Indeed, Audi’s parent Volkswagen said last month it will build its own 5G networks from 2020. The question is who will operate them – whether the secret sauce of industrial networking is in the telecoms knowhow or the domain expertise. The perception is Germany’s industrial artistocrats, in possession of their own spectrum, will keep the shutters down on their cellular networks, too.
“Will they really do it themselves, or will they hire a company to support for them? It’s their network, whatever – the data stays on the premises. That’s something we want as well, for sure,” says Löser.
In Hanover, Deutsche Telekom has just presented its hybrid model for industrial ‘campus networks’, which combines public and private layers in the same licensed spectrum. Would Audi let Deutsche Telekom, say, or any third party in fact, run its private cellular network?
“Why not? We have contracts with companies that help us operate our wi-fi networks, and we will most likely do the same with 5G. Because it’s not our business to operate a cellular network.
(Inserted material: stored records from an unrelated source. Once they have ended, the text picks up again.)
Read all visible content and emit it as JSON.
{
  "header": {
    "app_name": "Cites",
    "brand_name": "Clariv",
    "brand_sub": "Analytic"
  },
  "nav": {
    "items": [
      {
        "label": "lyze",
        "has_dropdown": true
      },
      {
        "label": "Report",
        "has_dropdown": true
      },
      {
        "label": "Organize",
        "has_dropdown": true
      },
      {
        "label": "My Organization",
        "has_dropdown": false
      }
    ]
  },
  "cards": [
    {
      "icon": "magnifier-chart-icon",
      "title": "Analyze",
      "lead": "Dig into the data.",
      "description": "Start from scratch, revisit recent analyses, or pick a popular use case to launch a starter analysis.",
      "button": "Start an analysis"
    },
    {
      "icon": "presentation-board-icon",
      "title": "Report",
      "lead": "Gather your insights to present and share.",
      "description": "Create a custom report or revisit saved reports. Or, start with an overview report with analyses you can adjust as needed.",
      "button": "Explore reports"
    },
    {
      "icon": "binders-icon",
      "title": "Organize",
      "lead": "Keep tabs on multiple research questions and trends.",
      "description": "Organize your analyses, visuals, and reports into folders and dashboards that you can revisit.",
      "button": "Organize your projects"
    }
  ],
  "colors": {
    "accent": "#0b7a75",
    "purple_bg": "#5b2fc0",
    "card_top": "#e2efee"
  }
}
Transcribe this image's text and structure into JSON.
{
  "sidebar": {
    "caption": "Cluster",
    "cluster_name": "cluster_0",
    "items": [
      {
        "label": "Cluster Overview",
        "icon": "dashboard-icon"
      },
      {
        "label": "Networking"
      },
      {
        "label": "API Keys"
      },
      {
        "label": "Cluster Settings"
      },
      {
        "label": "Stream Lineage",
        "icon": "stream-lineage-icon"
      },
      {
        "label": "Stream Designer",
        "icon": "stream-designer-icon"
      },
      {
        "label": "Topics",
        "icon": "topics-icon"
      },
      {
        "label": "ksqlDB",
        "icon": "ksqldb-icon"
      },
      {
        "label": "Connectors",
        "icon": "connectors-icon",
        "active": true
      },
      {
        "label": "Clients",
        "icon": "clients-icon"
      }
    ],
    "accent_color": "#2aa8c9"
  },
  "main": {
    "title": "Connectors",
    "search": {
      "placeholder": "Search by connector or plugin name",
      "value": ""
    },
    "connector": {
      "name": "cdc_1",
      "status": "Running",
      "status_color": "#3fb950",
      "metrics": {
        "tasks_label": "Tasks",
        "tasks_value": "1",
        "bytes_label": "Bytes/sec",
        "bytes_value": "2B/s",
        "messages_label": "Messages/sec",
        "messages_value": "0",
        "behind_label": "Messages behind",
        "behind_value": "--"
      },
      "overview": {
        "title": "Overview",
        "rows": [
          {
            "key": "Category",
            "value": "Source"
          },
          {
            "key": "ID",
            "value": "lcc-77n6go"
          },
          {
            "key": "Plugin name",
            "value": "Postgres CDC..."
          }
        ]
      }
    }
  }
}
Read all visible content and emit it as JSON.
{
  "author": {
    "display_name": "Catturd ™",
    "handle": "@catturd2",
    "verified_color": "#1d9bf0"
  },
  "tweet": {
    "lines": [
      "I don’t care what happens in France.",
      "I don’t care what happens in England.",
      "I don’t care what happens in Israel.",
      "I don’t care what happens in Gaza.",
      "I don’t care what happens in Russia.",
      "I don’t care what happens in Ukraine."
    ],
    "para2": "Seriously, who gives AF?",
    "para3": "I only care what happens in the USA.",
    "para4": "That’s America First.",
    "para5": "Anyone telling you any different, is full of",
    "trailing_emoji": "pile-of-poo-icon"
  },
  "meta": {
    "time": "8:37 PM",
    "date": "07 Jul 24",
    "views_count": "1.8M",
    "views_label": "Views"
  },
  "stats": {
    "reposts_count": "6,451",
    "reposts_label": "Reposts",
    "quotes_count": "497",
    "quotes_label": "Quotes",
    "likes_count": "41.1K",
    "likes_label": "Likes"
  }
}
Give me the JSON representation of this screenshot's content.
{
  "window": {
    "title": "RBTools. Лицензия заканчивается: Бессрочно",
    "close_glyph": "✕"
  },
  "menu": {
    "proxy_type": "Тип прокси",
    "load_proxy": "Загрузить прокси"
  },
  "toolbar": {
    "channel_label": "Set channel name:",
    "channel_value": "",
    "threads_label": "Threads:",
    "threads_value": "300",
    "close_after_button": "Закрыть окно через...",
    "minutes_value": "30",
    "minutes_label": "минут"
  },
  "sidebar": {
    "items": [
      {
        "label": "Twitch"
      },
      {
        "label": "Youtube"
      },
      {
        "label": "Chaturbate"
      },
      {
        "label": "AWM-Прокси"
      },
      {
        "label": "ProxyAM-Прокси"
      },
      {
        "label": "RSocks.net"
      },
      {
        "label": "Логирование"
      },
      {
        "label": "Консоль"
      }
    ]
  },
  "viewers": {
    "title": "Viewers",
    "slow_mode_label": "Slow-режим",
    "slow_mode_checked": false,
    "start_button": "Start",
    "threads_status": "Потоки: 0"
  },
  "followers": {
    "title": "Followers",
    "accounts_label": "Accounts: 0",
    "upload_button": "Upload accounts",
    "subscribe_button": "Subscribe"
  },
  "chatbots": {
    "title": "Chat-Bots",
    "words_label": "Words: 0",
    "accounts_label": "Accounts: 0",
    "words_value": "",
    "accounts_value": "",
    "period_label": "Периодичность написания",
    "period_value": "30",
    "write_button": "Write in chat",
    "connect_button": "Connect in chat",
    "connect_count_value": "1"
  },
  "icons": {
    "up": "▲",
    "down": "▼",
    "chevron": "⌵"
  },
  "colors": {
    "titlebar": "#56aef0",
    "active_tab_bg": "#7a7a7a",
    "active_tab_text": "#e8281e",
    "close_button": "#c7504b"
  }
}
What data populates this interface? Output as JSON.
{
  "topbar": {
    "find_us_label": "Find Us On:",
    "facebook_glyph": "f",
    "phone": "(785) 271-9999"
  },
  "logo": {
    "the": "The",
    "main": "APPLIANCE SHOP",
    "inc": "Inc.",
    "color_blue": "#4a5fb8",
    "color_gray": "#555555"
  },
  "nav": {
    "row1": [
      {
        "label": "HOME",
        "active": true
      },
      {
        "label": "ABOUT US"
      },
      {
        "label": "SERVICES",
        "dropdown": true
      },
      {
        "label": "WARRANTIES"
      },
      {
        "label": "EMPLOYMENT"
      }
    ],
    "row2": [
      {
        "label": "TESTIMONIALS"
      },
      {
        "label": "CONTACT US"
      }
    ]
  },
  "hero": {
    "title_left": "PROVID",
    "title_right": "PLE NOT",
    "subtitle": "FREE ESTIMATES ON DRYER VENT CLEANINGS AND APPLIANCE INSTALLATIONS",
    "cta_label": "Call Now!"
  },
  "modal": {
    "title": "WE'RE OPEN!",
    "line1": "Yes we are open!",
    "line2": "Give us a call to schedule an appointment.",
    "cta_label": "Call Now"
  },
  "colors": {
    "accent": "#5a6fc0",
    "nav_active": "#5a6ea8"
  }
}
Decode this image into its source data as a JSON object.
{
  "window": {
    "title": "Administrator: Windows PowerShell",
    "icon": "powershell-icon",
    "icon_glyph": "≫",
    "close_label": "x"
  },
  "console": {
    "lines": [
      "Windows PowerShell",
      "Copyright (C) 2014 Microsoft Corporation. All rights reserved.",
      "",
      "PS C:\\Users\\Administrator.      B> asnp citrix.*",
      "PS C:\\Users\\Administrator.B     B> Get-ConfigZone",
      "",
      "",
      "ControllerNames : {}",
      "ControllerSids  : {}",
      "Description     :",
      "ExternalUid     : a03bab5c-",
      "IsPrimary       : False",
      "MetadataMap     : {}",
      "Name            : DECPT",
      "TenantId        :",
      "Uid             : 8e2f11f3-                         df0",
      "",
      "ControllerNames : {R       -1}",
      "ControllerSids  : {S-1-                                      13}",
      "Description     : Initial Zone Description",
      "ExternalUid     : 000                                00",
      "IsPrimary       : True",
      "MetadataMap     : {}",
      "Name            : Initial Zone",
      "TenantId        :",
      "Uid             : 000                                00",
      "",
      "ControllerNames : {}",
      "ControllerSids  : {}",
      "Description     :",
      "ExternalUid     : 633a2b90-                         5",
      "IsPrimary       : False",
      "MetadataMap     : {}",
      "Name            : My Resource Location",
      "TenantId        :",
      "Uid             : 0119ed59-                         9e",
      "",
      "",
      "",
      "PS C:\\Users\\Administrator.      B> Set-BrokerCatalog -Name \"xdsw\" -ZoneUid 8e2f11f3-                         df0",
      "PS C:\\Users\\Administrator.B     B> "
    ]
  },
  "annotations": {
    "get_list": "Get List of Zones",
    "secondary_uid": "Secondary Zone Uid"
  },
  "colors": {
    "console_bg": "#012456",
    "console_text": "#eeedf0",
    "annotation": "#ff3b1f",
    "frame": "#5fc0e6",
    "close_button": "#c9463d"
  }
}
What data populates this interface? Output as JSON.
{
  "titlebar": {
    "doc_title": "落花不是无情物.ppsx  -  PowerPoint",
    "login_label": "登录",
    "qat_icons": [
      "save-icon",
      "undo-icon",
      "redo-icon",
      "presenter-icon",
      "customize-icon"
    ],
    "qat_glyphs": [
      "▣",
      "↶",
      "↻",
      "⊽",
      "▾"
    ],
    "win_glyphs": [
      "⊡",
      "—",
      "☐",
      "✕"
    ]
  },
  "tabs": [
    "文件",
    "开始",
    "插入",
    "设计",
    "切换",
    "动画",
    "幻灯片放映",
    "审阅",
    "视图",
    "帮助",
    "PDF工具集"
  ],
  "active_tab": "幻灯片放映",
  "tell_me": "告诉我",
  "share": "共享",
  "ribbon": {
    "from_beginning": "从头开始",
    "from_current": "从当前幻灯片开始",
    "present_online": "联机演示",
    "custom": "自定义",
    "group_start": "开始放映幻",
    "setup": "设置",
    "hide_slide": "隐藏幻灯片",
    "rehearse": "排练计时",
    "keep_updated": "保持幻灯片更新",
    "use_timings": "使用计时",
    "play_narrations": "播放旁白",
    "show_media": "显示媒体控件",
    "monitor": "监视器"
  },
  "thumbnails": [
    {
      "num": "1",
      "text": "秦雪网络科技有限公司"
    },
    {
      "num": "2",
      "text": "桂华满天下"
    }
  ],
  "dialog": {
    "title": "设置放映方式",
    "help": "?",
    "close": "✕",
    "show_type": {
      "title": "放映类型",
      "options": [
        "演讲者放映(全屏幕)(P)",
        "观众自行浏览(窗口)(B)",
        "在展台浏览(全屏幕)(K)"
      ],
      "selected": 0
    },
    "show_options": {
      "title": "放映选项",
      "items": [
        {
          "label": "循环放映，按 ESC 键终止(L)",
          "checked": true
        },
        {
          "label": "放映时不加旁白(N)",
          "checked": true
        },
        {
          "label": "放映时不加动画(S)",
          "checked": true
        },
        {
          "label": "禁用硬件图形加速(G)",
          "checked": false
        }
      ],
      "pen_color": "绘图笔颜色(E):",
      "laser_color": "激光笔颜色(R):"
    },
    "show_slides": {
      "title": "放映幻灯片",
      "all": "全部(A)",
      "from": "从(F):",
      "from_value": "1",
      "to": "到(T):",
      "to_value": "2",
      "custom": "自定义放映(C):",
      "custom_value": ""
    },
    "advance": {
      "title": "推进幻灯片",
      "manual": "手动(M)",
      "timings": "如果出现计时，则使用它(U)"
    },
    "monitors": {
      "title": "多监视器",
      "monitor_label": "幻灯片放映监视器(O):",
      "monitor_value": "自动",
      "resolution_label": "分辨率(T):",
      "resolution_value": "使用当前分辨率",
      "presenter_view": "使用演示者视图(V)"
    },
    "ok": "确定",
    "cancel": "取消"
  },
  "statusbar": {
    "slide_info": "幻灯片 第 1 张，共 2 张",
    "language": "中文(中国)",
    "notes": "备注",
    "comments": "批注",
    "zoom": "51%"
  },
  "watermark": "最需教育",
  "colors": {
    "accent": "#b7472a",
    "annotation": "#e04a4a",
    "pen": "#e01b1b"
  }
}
What we want is the ultra-reliable low-latency communication; then we’ll figure out who will make us the best offer to operate a network like that.”
So Audi may well go to Deutsche Telekom, say, to manage its LTE and 5G networks? “Sure – or Vodafone, or O2, or a local operator, or even the city itself. And we’ll most likely have a contract that goes for a couple of years, and look for a new supplier every couple of years.”
Is there any scenario where Audi use public or shared spectrum? Would it ever place industrial communications in a slice of public network, while critical business stays in its localised 3.7-3.8GHz spectrum? Perhaps, says Löser. “It is not something we’re talking about, but it would depend on the use case. If we have reason to do that, then, yes, we would talk about it.”
Everything is on the table, like he says. It is too early to draw conclusions about how this perceived tussle over control of industrial networks will play out. The more pressing concern, in practical terms, is why to deploy LTE and 5G in the first place. This is what Löser’s team at Audi’s prodction lab is engaged with.